Actual token usage depends on the selected model and, in some cases:
- Image resolution
- Number of images
- Whether the model supports
detailcontrol - How the provider preprocesses images internally
If your requests become expensive or slow:
- Use fewer images
- Resize very large images before upload
- Crop to the relevant region when possible
- Use lower-detail image settings if your chosen model supports them
Limitations and Best Practices
- Use a model that explicitly supports image input. Not all chat models are vision-capable.

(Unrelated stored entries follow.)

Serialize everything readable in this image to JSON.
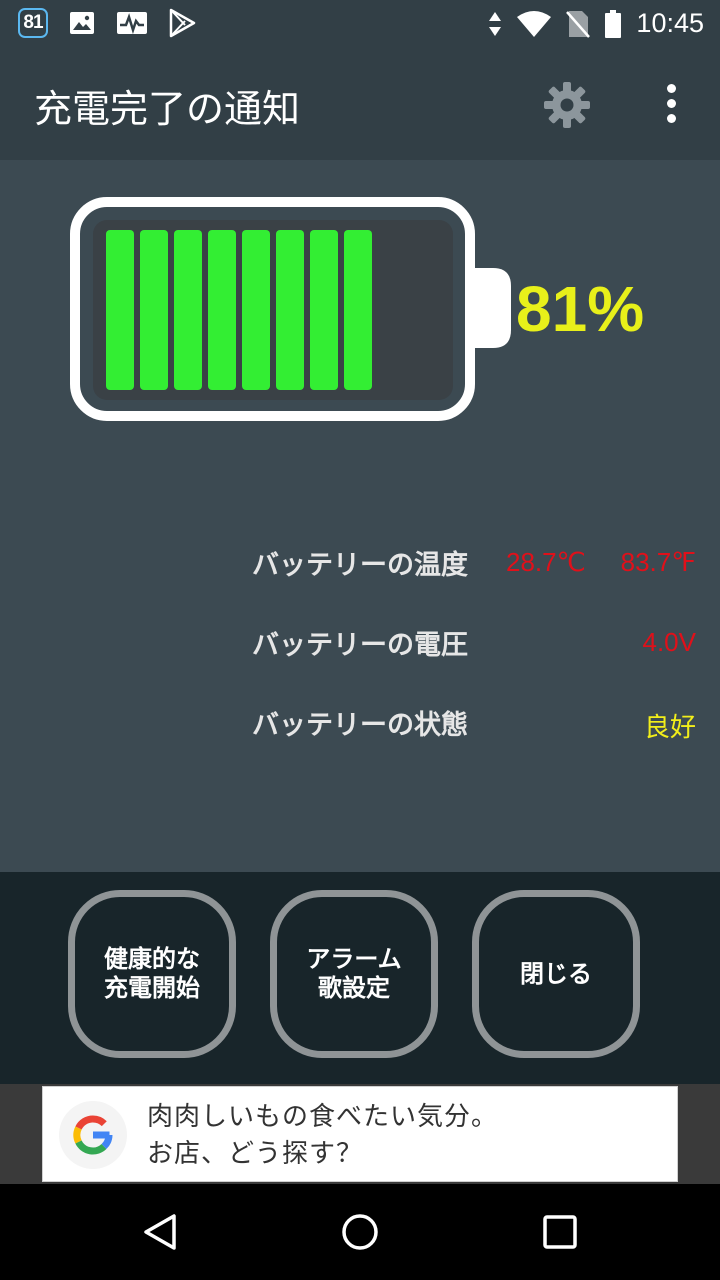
{
  "status_bar": {
    "badge": "81",
    "time": "10:45",
    "left_icons": [
      "image-icon",
      "pulse-icon",
      "play-store-icon"
    ],
    "right_icons": [
      "data-arrows-icon",
      "wifi-icon",
      "no-sim-icon",
      "battery-icon"
    ]
  },
  "app_bar": {
    "title": "充電完了の通知",
    "settings_icon": "gear-icon",
    "menu_icon": "more-vert-icon"
  },
  "battery": {
    "percent_label": "81%",
    "level": 0.81,
    "filled_cells": 8,
    "total_cells": 10,
    "cell_color": "#33ee33",
    "percent_color": "#e8f01a"
  },
  "info": {
    "temperature_label": "バッテリーの温度",
    "temperature_c": "28.7℃",
    "temperature_f": "83.7℉",
    "voltage_label": "バッテリーの電圧",
    "voltage_value": "4.0V",
    "health_label": "バッテリーの状態",
    "health_value": "良好"
  },
  "buttons": {
    "healthy_charge": "健康的な\n充電開始",
    "alarm_song": "アラーム\n歌設定",
    "close": "閉じる"
  },
  "ad": {
    "text": "肉肉しいもの食べたい気分。\nお店、どう探す？",
    "logo": "google-g-icon"
  },
  "nav_bar": {
    "back": "back-icon",
    "home": "home-icon",
    "recents": "recents-icon"
  }
}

- Check the current model catalog before hard-coding a model name, because the available VLM list may change over time.
- Public image URLs should be directly accessible by the inference service.
- For local files, base64 data URLs are often the most reliable option.
- Very large images, too many images, or low-quality screenshots can reduce accuracy.
- Some models perform better on natural images, while others are stronger at documents, OCR, or charts.
- If you need strict machine-readable output, combine vision input with
response_format.
Choosing a Vision Model
When selecting a model, consider:
- Visual understanding quality
- OCR and document parsing performance
- Multi-image support
- Latency and cost
- Maximum context and image handling limits
If you are unsure which model to use, start by checking the current available models in your platform catalog and choose one that explicitly supports visual input.